The ANC breakaway party, formed amid much fanfare in December 2008, has slowly disintegrated in the face of a public rift between co-founders Mosiuoa Lekota and Mbhazima Shilowa, factionalism and charges of maladministration of party funds against several senior office-bearers.
George, formerly a close ally of Shilowa, and Ngonyama called a press conference yesterday in a bid to present a united front.
“We are now together in the interest of building a united, cohesive organisation,” Ngonyama said.
There were a number of Cope members who were disillusioned, he added. “This process and message is supposed to cascade to all levels so that people understand… Let bygones be bygones.”
He called on Cope members to return to the beleaguered party.
“Cope will now rise. It will be able to resuscitate itself.
“This is the beginning of the renaissance of the Congress of the People. It is going to rise like a phoenix, especially as we prepare to go to the next national general elections.
“(Cope) was never meant for the dust, it was meant to fly up in the sky,” he said.
A number of Cope leaders have rejoined the ANC – most notably its spokesman, Phillip Dexter, who returned to the ruling party just before its centenary celebrations in January – saying the Lekota-Shilowa leadership didn’t inspire confidence.

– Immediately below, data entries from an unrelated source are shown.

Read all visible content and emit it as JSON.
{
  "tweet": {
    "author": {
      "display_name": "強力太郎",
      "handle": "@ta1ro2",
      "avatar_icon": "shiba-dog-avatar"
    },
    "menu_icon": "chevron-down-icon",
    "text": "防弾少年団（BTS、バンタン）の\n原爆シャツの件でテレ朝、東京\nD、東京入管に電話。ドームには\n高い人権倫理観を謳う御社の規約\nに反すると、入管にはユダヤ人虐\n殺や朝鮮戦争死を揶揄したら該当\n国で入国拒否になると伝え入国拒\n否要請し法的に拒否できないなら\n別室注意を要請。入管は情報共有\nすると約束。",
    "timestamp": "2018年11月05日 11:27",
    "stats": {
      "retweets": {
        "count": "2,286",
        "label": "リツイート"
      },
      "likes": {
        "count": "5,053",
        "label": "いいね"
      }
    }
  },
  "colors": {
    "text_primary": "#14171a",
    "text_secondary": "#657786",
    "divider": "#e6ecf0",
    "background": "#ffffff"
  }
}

Ngonyama said it was difficult to estimate how many Cope supporters had left the party, but George said infighting in the ANC was worse than in Cope and, as a result, deterred Cope dissidents from returning to the ruling party.
“(The ANC) helped us in the process, because even those people who would have loved to go back to the ANC, (with) the infighting that is going on there, they didn’t see a difference between the infighting here (in Cope). So I don’t believe we’ve lost much,” George said.
Shilowa had refused to come back into the fold, George said, instead choosing to pursue legal action against Lekota.
At stake is a dispute over who is the rightful leader of Cope, with both Lekota and Shilowa claiming the position.
Ngonyama said some people had been “impatient because they wanted a strong alternative” to the ANC “right from the beginning”.
On the matter of expelled and suspended members, he said the national executive and national office-bearers were trying to clean up the process.
“Our role is not to expel people forever. (Those) who show remorse are welcome in the organisation,” Ngonyama said.